Czy znasz historię katastrofy Hindenburg?
Być może nie znasz szczegółów katastrofy sterowca LZ 129 Hindenburg, ale mogłeś zobaczyć przerażający obraz powyżej, prawda? Katastrofa z udziałem samolotu miała miejsce 6 maja 1937 roku i chociaż stała się wielką kulą ognia w powietrzu, z 97 osób na pokładzie, ponad połowa cudem przeżyła!
Hindenburg w ogniuSengundo Karl Smallwood z portalu Today I Find Out, sterowiec przyleciał z Frankfurtu w Niemczech i pierwotnie był przeznaczony dla morskiej stacji lotniczej Lakehurst w New Jersey w USA. Hindenburg przewoził 61 członków załogi, 36 pasażerów i psa o imieniu Ulla, który należał do jednego z podróżnych. Podróż trwała trzy dni i minęła bez dalszych incydentów - aż sterowiec zaczął przygotowywać się do lądowania.
Wielka Hindenburg
Hindenburg był jednym z największych statków powietrznych, jakie kiedykolwiek zbudowano - o długości 245 metrów i średnicy 41 metrów - i mógł osiągać prędkość do 135 kilometrów na godzinę. Jego struktura została wykonana ze stopu metalu zwanego duraluminium pokrytego bawełnianą plandeką traktowaną tlenkiem żelaza i impregnowanym proszkiem aluminium octanem maślanem celulozy.

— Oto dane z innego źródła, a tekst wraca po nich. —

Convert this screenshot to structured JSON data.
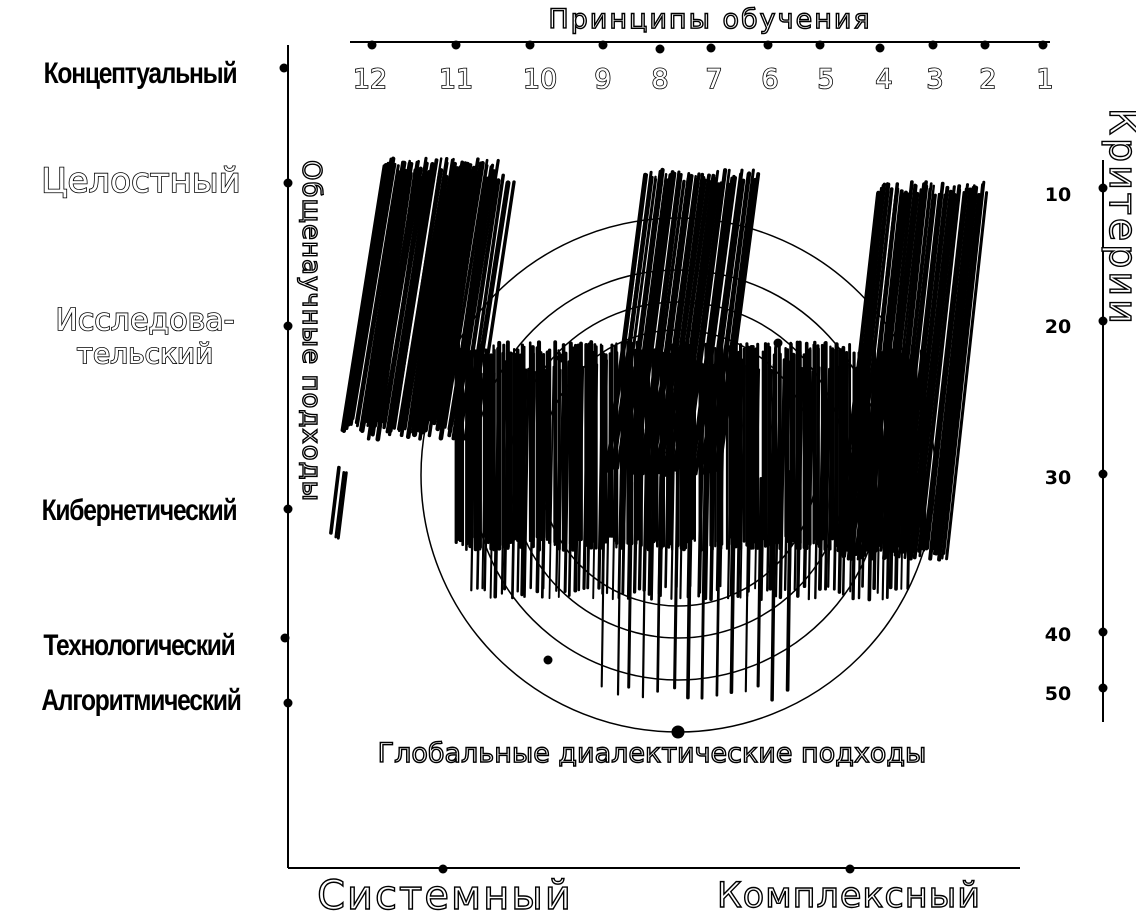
{
  "title_top": "Принципы обучения",
  "title_bottom": "Глобальные диалектические подходы",
  "left_axis_title": "Общенаучные подходы",
  "right_axis_title": "Критерии",
  "left_labels": [
    "Концептуальный",
    "Целостный",
    "Исследова-",
    "тельский",
    "Кибернетический",
    "Технологический",
    "Алгоритмический"
  ],
  "top_numbers": [
    "12",
    "11",
    "10",
    "9",
    "8",
    "7",
    "6",
    "5",
    "4",
    "3",
    "2",
    "1"
  ],
  "right_numbers": [
    "10",
    "20",
    "30",
    "40",
    "50"
  ],
  "bottom_labels": [
    "Системный",
    "Комплексный"
  ]
}
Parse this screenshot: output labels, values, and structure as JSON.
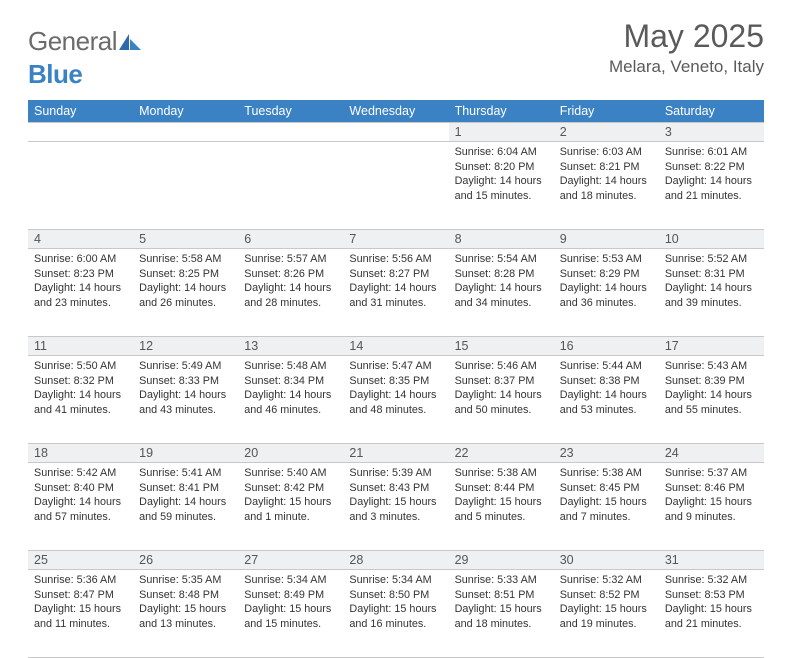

W drodzePonadto sterowiec utrzymano w powietrzu dzięki 200 000 metrów sześciennych wodoru - który nadmuchał jego wnętrze - i był napędzany czterema 1200-konnymi silnikami Mercedes-Benz, które z kolei napędzały ponad 20 stóp. wysokości i miał zasięg lotu do 16 tysięcy kilometrów. Zobacz więcej szczegółów w następującej galerii:
Problem polega na tym, że, jak wiadomo, wodór jest łatwopalnym gazem, a co gorsza, były to również materiały użyte do pokrycia zewnętrznej plandeki Hindenburga. Nikt nie wie na pewno, co spowodowało pożar sterowca, i do dziś trwa debata na temat tego, co się naprawdę wydarzyło, ale jednym z najczęściej akceptowanych wyjaśnień jest to, że pożar został wywołany przez iskrę wywołaną przez energię statyczną zgromadzoną na płótnie. z powodu tarcia z powietrzem.
Piekło w powietrzu
Według kilku świadków pierwsze oznaki, że coś było nie tak ze sterowcem, zaczęły być zauważane około 25 minut po rozpoczęciu lądowania przez Hindenburga. Według doniesień w tylnej części samolotu zaczęto dostrzegać rodzaj jasnej aury i podejrzewa się, że była to nagromadzona energia statyczna lub sam początek pożaru.
StraszneWedług świadków ogień rozprzestrzenił się szybko i całkowicie pochłonął Hindenburg w mniej niż 1 minutę. Oczywiście pasażerowie sterowca spanikowali, a niektórzy podskoczyli na śmierć. Cudem większość ocalałych czekała na opuszczenie samolotu, gdy tylko spadnie on na ziemię, aw poniższym filmie widać nawet kilka uciekających. Obejrzyj:
Ostatecznie około 60% ludzi na pokładzie Hindenburga - 62 osoby - udało się uciec żywcem. Ulla, pies, niestety nie przeżył wypadku, a także zmarł mężczyzna na ziemi.
Co ciekawe, pomimo żalów, w porównaniu z niedawnymi wypadkami w lotnictwie cywilnym, wskaźnik przeżycia w wyniku katastrofy w Hindenburgu był dość wysoki. Oznaczało to jednak koniec ery sterowców w transporcie pasażerskim i spowodowało uraz wielu ludzi przerażonych podróżą dowolnym samolotem.